CMS STUDENTS EXPLORE MARTIAN LANDSCAPE WITH CLASSROOM ROVERS


An out of this world project is going on with our eighth graders in the Cardinal Middle School PHabLab! Students have been working hard in technology class to assemble Mars rovers (similar to the one on Mars now, just much smaller) in class.

Students are working in groups, following the steps to assemble the rovers in their “Gaining Traction on Mars” kits from Palmer Hamilton. Once assembled, students then explore and study how the rover navigates over a “plain surface” (i.e. the floor) versus a simulated Martian landscape of sand and rocks. Students are tasked with timing how long their rover takes to go a measured distance on the floor, with and without weight, and then they do the same in the Martian landscape.
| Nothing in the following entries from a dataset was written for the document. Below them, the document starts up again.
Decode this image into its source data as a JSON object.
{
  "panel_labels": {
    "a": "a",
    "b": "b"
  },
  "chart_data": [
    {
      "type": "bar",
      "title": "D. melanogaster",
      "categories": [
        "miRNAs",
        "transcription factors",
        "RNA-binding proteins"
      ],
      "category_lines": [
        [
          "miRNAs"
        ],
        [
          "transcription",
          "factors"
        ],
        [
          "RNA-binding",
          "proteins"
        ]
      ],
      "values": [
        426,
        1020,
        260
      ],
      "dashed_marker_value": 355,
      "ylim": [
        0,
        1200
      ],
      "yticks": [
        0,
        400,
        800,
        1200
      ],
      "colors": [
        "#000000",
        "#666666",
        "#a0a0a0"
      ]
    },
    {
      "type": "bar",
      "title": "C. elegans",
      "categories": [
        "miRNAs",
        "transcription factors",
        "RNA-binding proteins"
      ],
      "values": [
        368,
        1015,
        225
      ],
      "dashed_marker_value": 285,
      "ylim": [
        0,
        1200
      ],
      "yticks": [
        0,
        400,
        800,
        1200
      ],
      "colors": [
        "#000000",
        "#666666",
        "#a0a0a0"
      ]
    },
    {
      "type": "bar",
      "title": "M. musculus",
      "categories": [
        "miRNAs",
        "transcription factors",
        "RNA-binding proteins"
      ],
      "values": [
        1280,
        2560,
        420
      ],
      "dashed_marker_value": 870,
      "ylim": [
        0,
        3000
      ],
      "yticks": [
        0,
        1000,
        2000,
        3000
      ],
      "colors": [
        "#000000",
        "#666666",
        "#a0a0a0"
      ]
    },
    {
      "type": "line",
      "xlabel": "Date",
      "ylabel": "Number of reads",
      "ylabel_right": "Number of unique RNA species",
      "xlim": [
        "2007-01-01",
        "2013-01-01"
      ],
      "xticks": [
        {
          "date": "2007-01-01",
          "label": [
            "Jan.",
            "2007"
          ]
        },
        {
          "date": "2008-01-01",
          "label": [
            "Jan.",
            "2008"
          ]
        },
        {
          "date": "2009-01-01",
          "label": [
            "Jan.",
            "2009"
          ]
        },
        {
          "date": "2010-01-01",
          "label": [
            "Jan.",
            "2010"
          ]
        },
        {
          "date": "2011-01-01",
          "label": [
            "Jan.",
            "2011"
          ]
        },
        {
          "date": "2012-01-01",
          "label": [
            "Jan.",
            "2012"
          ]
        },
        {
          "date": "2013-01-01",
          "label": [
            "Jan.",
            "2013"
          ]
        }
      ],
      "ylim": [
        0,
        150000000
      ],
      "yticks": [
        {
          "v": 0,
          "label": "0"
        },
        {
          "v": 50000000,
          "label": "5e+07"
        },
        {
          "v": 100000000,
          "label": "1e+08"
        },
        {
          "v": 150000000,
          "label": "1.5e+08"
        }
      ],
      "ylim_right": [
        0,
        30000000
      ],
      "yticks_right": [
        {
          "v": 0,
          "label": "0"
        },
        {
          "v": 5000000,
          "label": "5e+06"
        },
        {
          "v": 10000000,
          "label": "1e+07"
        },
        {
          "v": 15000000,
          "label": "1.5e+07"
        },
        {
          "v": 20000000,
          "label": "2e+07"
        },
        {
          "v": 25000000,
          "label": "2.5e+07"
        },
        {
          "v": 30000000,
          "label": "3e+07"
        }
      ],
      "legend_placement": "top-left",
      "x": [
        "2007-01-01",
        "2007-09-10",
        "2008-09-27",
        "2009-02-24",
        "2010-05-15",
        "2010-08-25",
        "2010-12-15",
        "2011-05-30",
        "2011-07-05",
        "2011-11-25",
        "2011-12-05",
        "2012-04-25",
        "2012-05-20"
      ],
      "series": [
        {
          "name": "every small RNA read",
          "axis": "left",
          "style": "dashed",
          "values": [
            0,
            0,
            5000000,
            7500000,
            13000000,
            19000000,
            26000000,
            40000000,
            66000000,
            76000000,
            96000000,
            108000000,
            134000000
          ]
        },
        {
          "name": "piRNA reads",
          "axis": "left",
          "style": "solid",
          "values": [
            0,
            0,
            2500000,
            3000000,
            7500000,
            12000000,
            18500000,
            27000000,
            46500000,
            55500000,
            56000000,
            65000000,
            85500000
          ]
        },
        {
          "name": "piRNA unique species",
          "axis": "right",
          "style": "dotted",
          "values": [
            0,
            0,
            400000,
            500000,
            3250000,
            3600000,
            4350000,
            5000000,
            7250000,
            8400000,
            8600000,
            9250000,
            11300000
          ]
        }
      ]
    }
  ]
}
Students record their findings and then decide how to change their rover so it navigates the Martian landscape better. (Spoiler alert – the first set of wheels had a lot of rovers getting stuck in the sand and rocks in the Martian landscape quickly.)

The classes are keeping track of their data for a friendly competition between the teams to see which rover can go the furthest in the various settings. In addition to constructing the rover and testing its speed, velocity, friction and torque, students are also using the skills they’ve learned on the Cricut to create custom bumper stickers for their rovers!

Technology teacher Mrs. Mandi Matchinga says she is impressed with the work students have done and the solutions they’ve come up with to try to improve their rovers. Great work everyone!

 

 

CMS eighth graders Brenna S. and Nicholi M. time their rover to see how quickly it travels a measured distance over sand and rocks. Students will use their findings to then redesign their rover to see if the new design gets better results.

 

 

CMS eighth graders Brooklyn J., Ryan M., and Hunter L. prepare their rover to travel across a simulated Martian landscape of sand and rocks. Students will time how long it takes the rover to travel a measured distance and then determine how to redesign the rover so it goes faster.

 

CMS eighth graders Chester B. and Reese S. work together to construct a Mars rover from the “Gaining Traction on Mars” kit from Palmer Hamilton.